E: Mi contraddico volentieri, ritornando  al concetto di decorativo, io perché uso il concetto di decorativo a proposito ai muri di zanzarine? Lo faccio perché è il modo per togliere dramma a un lavoro. Le zanzare: sciame oppure la decorazione a quinconce. C’è una bella differenza: lo sciame è drammatico, c’è un’azione, mentre la decorazione tende ad eliminare il sovrappiù di dramma. Però sto anche compiendo un inganno, perché generalmente intendiamo decorazione qualcosa entro la quale comodamente adattare la nostra vita: la decorazione è quel di più confortevole. Invece non c’è niente di meno confortevole dell’idea della zanzara, ancora qui come nella mostra di Theoretical Events (1996 Napoli, ndr), il rapporto tra il caldo e il freddo, il caldo che viene dal mezzo intelligente, cioè la stufa, e il freddo che viene dal mezzo sensibile, intelligenza e sensibilità si rovesciano. Nel concetto dei quadratini colorati c’è un sovrappiù di intelligenza che però è esposto in maniera sensibile: i quadratini sono oggetti “sporchi”, irregolari, le carte sono incollate abbastanza disordinatamente eccetera, mentre il caldo, che generalmente è accostato alla sensibilità, è prodotto attraverso un oggetto rigorosamente tecnico: fili di acciaio, cavi elettrici, resistenze… La tecnologia che produce il calore: cioè, in una specie di gioco di parole, quando tu parli di caldo, ti disponi a veder qualcosa di emotivo.
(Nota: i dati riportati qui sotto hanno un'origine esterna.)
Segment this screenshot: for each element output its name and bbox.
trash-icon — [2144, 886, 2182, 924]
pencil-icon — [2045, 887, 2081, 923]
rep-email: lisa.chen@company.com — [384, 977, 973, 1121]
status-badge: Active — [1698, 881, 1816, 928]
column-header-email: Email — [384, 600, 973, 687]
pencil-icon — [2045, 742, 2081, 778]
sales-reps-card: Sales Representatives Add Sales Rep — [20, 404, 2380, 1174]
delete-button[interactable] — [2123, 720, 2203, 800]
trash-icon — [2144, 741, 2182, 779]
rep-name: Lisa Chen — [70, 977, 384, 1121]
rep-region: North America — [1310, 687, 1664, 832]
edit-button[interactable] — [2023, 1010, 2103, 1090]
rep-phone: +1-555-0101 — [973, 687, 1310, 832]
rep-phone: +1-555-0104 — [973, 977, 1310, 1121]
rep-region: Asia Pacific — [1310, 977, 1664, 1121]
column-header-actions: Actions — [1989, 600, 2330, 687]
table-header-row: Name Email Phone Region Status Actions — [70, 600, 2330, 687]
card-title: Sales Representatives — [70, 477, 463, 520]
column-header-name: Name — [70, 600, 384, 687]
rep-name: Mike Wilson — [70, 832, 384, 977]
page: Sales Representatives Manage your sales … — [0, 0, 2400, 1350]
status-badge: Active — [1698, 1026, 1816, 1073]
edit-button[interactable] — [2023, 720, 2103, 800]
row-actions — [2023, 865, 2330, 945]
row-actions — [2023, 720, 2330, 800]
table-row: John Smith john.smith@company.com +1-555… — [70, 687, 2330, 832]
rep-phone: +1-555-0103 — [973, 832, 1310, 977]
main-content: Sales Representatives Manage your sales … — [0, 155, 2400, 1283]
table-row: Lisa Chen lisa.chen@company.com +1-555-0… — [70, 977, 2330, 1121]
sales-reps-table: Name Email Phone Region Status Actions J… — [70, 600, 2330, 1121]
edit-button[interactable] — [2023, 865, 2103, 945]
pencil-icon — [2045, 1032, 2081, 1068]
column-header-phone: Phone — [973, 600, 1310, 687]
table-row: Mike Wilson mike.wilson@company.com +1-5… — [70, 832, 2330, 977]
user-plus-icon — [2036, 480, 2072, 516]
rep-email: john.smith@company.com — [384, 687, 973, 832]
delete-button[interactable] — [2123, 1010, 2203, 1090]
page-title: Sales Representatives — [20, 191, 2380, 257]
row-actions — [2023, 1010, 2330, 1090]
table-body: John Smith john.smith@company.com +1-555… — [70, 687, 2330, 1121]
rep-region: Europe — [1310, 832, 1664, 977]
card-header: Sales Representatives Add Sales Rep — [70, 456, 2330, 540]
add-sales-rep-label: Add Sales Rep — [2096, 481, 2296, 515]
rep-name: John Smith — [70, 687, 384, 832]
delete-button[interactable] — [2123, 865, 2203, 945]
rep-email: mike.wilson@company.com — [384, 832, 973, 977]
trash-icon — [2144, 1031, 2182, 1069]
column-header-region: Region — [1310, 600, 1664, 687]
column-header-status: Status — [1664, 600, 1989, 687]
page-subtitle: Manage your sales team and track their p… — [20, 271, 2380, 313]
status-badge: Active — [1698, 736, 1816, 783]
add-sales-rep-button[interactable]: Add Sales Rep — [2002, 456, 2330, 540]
Nel caso delle zanzarine torna lo stesso meccanismo: la cosa che si enuncia e si contraddice…

A: Anche nelle sculture, nella zanzara grande, nella sedia, c’è questo aspetto?

E: Già nella sedia c’è questo aspetto: non c’è nessun tentativo di trompe l’oeil, tant’è che essa ha dimensioni leggermente maggiori della norma e l’armatura metallica non è completamente invisibile; molto diverso è il caso della sedia di bronzo di Job, in tutto simile ad una sedia Thonet…
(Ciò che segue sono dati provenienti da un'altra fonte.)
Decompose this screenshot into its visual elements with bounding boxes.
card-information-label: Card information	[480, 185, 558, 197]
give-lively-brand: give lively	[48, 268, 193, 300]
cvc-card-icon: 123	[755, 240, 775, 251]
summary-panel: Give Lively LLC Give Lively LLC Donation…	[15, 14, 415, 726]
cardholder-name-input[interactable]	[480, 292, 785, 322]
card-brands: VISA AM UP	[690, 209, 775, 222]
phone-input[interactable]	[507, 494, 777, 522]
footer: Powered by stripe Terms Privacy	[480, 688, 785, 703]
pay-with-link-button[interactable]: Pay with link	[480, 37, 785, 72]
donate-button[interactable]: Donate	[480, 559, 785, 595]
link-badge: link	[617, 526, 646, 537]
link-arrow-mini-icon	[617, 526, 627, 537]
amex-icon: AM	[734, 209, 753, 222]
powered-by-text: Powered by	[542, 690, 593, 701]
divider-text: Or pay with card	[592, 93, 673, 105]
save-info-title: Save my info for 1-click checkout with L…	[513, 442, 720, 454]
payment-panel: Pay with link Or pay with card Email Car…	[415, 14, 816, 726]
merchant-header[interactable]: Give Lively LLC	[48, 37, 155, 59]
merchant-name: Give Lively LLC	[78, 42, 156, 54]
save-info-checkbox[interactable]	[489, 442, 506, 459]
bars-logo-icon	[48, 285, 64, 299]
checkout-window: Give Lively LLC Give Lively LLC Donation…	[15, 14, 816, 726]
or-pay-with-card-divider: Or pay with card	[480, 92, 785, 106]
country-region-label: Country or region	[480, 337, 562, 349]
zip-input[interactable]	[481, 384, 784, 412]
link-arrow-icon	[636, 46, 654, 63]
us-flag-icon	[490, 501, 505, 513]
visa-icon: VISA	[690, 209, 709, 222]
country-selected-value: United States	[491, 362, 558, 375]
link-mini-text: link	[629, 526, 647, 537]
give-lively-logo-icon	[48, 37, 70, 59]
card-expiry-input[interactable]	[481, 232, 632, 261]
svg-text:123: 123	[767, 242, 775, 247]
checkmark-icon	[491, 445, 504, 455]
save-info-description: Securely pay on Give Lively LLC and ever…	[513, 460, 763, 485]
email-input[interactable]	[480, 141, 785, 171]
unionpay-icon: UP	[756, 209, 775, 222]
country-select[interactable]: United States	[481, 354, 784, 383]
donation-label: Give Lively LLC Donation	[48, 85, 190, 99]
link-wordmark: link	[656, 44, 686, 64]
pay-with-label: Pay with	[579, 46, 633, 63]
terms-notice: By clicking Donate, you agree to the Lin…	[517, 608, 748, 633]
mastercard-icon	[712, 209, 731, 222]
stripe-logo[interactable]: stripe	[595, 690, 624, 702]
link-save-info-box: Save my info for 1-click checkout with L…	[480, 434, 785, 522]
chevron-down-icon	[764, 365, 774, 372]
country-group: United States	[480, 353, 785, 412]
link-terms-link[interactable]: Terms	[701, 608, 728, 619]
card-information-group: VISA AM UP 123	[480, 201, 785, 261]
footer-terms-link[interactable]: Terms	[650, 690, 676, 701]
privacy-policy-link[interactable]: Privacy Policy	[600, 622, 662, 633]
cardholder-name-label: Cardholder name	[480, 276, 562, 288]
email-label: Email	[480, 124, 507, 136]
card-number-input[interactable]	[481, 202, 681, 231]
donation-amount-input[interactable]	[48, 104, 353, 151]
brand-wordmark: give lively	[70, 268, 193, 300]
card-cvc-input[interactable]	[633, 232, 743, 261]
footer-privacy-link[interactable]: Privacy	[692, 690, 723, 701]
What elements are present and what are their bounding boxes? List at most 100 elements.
A: Ti interessava che si vedesse l’artigianalità e il fatto che fosse un oggetto non utilizzabile.

E: Il rapporto tra l’essere un cosa e l’essere il contrario, era dato proprio dall’evidenza dell’inutilizzabilità.
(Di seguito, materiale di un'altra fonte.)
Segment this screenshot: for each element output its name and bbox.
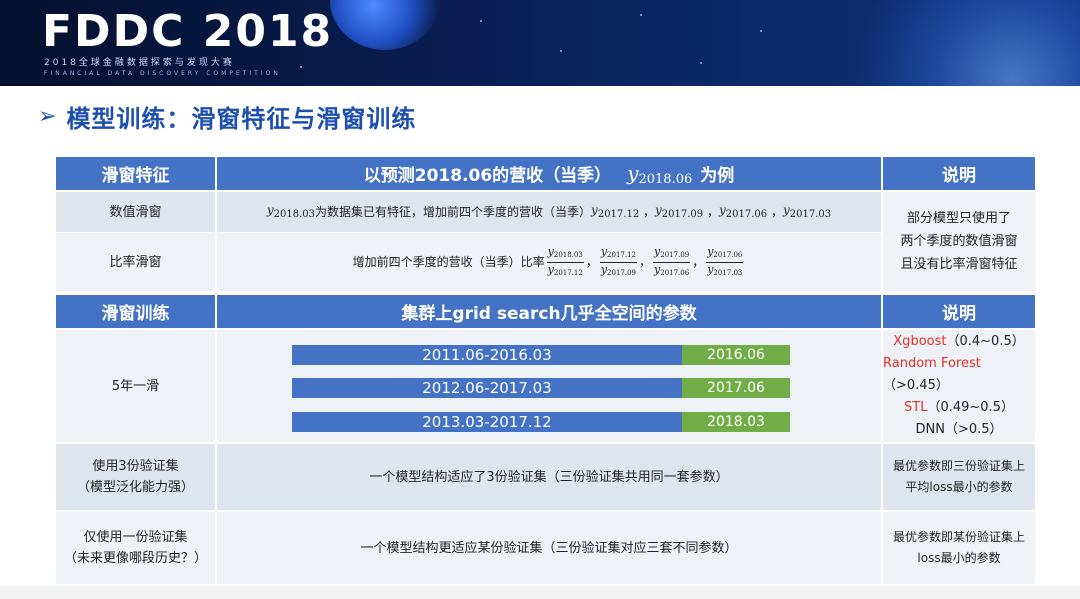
row-desc-one-val: 一个模型结构更适应某份验证集（三份验证集对应三套不同参数） xyxy=(217,512,881,584)
note-three-val: 最优参数即三份验证集上 平均loss最小的参数 xyxy=(883,444,1035,510)
logo-fddc-2018: FDDC 2018 xyxy=(42,6,334,57)
train-period-1: 2011.06-2016.03 xyxy=(292,345,682,365)
earth-glow-graphic xyxy=(820,0,1080,86)
row-label-three-val: 使用3份验证集 （模型泛化能力强） xyxy=(56,444,215,510)
header-math-y: y2018.06 xyxy=(627,160,693,187)
header-prediction-example: 以预测2018.06的营收（当季） y2018.06 为例 xyxy=(217,157,881,190)
logo-subtitle-en: FINANCIAL DATA DISCOVERY COMPETITION xyxy=(44,70,281,77)
note-dnn: DNN（>0.5） xyxy=(915,422,1003,437)
header-sliding-feature: 滑窗特征 xyxy=(56,157,215,190)
row-desc-value-window: y2018.03 为数据集已有特征，增加前四个季度的营收（当季） y2017.1… xyxy=(217,192,881,232)
note-one-val: 最优参数即某份验证集上 loss最小的参数 xyxy=(883,512,1035,584)
note-random-forest: Random Forest（>0.45） xyxy=(883,356,981,393)
header-grid-search: 集群上grid search几乎全空间的参数 xyxy=(217,295,881,328)
val-period-1: 2016.06 xyxy=(682,345,790,365)
timeline-bar-1: 2011.06-2016.03 2016.06 xyxy=(292,345,790,365)
row-label-one-val: 仅使用一份验证集 （未来更像哪段历史？） xyxy=(56,512,215,584)
timeline-bar-3: 2013.03-2017.12 2018.03 xyxy=(292,412,790,432)
footer-strip xyxy=(0,586,1080,599)
header-sliding-training: 滑窗训练 xyxy=(56,295,215,328)
train-period-2: 2012.06-2017.03 xyxy=(292,378,682,398)
header-note-1: 说明 xyxy=(883,157,1035,190)
header-note-2: 说明 xyxy=(883,295,1035,328)
row-label-value-window: 数值滑窗 xyxy=(56,192,215,232)
note-sliding-feature: 部分模型只使用了 两个季度的数值滑窗 且没有比率滑窗特征 xyxy=(883,192,1035,291)
note-model-params: Xgboost（0.4~0.5） Random Forest（>0.45） ST… xyxy=(883,330,1035,442)
slide-title: ➢ 模型训练：滑窗特征与滑窗训练 xyxy=(38,98,416,134)
note-stl: STL（0.49~0.5） xyxy=(904,400,1014,415)
row-desc-three-val: 一个模型结构适应了3份验证集（三份验证集共用同一套参数） xyxy=(217,444,881,510)
arrow-bullet-icon: ➢ xyxy=(38,103,57,129)
val-period-3: 2018.03 xyxy=(682,412,790,432)
row-desc-ratio-window: 增加前四个季度的营收（当季）比率 y2018.03 y2017.12， y2017… xyxy=(217,233,881,291)
row-label-five-year: 5年一滑 xyxy=(56,330,215,442)
note-xgboost: Xgboost（0.4~0.5） xyxy=(893,334,1025,349)
train-period-3: 2013.03-2017.12 xyxy=(292,412,682,432)
val-period-2: 2017.06 xyxy=(682,378,790,398)
row-label-ratio-window: 比率滑窗 xyxy=(56,233,215,291)
logo-subtitle: 2018全球金融数据探索与发现大赛 xyxy=(44,58,235,68)
banner: FDDC 2018 2018全球金融数据探索与发现大赛 FINANCIAL DA… xyxy=(0,0,1080,86)
slide-title-text: 模型训练：滑窗特征与滑窗训练 xyxy=(66,104,417,133)
planet-graphic xyxy=(330,0,440,50)
timeline-bar-2: 2012.06-2017.03 2017.06 xyxy=(292,378,790,398)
A: Ma mentre il discorso sulla sedia era lampante, nel senso della stessa attitudine formale, che si leggeva negli elementi del lavoro, il passaggio alla zanzara acquista un senso politico. Cercando di mettere insieme i discorsi che abbiamo fatto fin ora, in questa ultima serie di lavori mi sembra che queste due parti abbiamo potuto riunirsi. Lì eri l’artista che con l’altra parte della tua vita non aveva niente a che vedere, tanto è vero che rifuggivi dall’utilizzare elementi che potessero lontanamente essere ricondotti ad un pensiero della realtà. 

E: Quello che dicevo era relativo alla questione della decorazione: quando espandi la pittura su tutto l’ambiente, non hai fatto un quadro, non hai chiuso, non hai più lo spazio di  concentrazione che è classico del quadro, lo spazio in cui tu concentri la cosa che devi dire e le persone sono invitate a selezionale attraverso il loro modo di vedere quella cosa. E quindi ripensando agli ambienti di Sant’Elmo ho pensato alle questioni dello spazio abitato dall’arte. Ad un desiderio di ordine e disordine, comunque un rimescolamento delle carte che l’opera impone quando investe uno spazio. Uno stare alle sue regole, senza arrendersi alla loro tirannia. Una forma di dialogo che coinvolge l’abitare lo spazio da parte dello stesso visitatore, che diventa così interlocutore dell’opera.